Dillon, MT-based Great Harvest Bread Co. filed an objection with FTC over JAB Holding's acquisition of St. Louis, MO-based Panera Bread Co. Great Harvest claims the deal will give Panera an unfair advantage because the chain would have a monopoly on the breakfast industry.
JAB's coffee holding company, JAB Beech, has investments in Peet's Coffee & Tea, Caribou Coffee, Stumptown Coffee Roasters, Mighty Leaf Tea, Intelligentsia Coffee, Einstein Noah Restaurant Group, and Krispy Kreme Doughnuts. Its JAB Coffee Holding unit also owns retail coffee brands in the Nordics, Espresso House and Baresso Cofee. Great Harvest considers breakfast to be its "forte" and is a direct competitor with Panera. It has a similar bakery-cafe concept with over 200 locations across the U.S. Great Harvest claims the acquisition could interfere with its arrangement to serve products from Peet's Coffee.
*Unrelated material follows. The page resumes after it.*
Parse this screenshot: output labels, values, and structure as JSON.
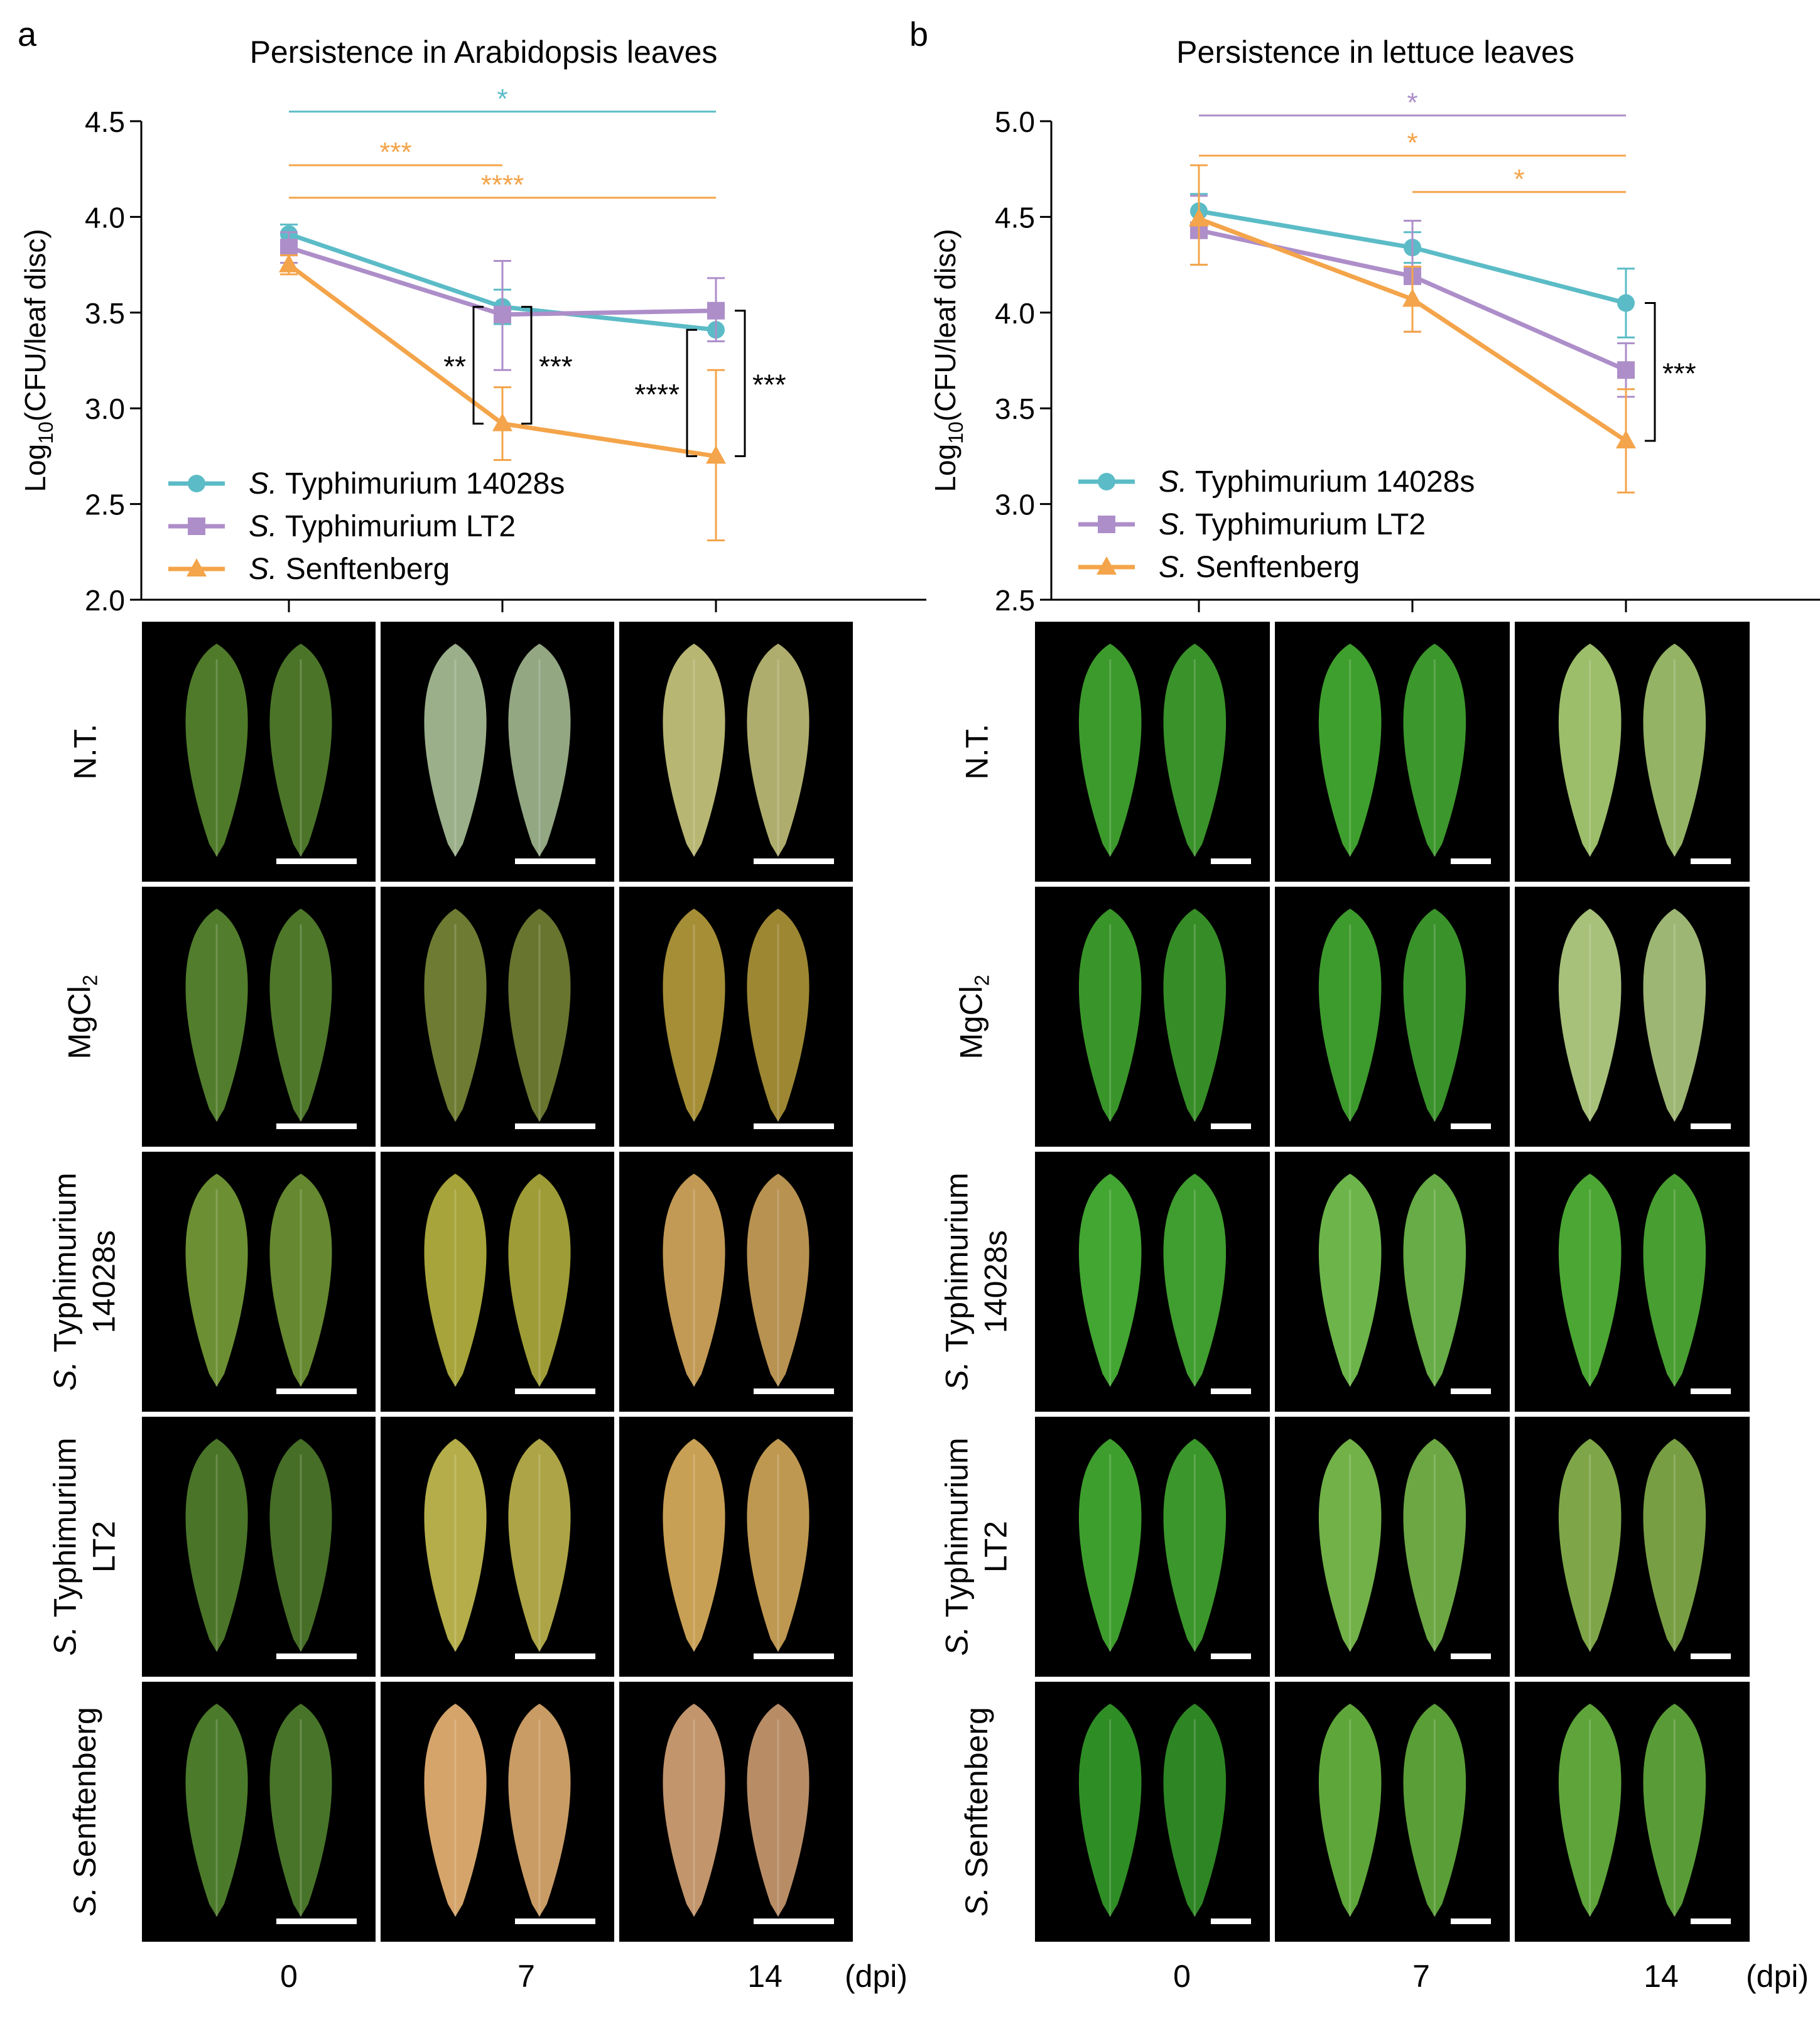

The chain also cited a lawsuit filed in 2016 against Panera for trademark infringement in which it argued Panera's slogan, "has deterred consumers from our terrific brand and products," reported St. Louis Business Journal. It filed for a trademark in October 2014 for the slogan "Bread. The Way It Ought to Be," while in June 2016, Panera launched a marketing campaign using the phrase "Panera Bread, Food the Way It Should Be," reported Nation's Restaurant News. Eric Keshin, president of Great Harvest, noted the company followed "the rule of thumb in trademark infringement" asking itself if the two slogans were "confusingly similar." It believed that they were, so it asked Panera to cease and desist, but received no response from the chain.
Panera entered into a definitive merger agreement with JAB on April 5, under which JAB will acquire Panera for approximately $7.5 billion, including debt. Panera Founder, Chairman and CEO Ron Shaich, said of the merger:
“Our success for shareholders is the byproduct of our commitment to long-term decision making and operating in the interest of all stakeholders, including guests, associates, and franchisees. We believe this transaction with JAB offers the best way to continue to operate with this approach. We are pleased to join with JAB, a private investor with an equally long-term perspective, as well as a deep commitment to our strategic plan.”
The merger is expected to close in the third quarter of 2017.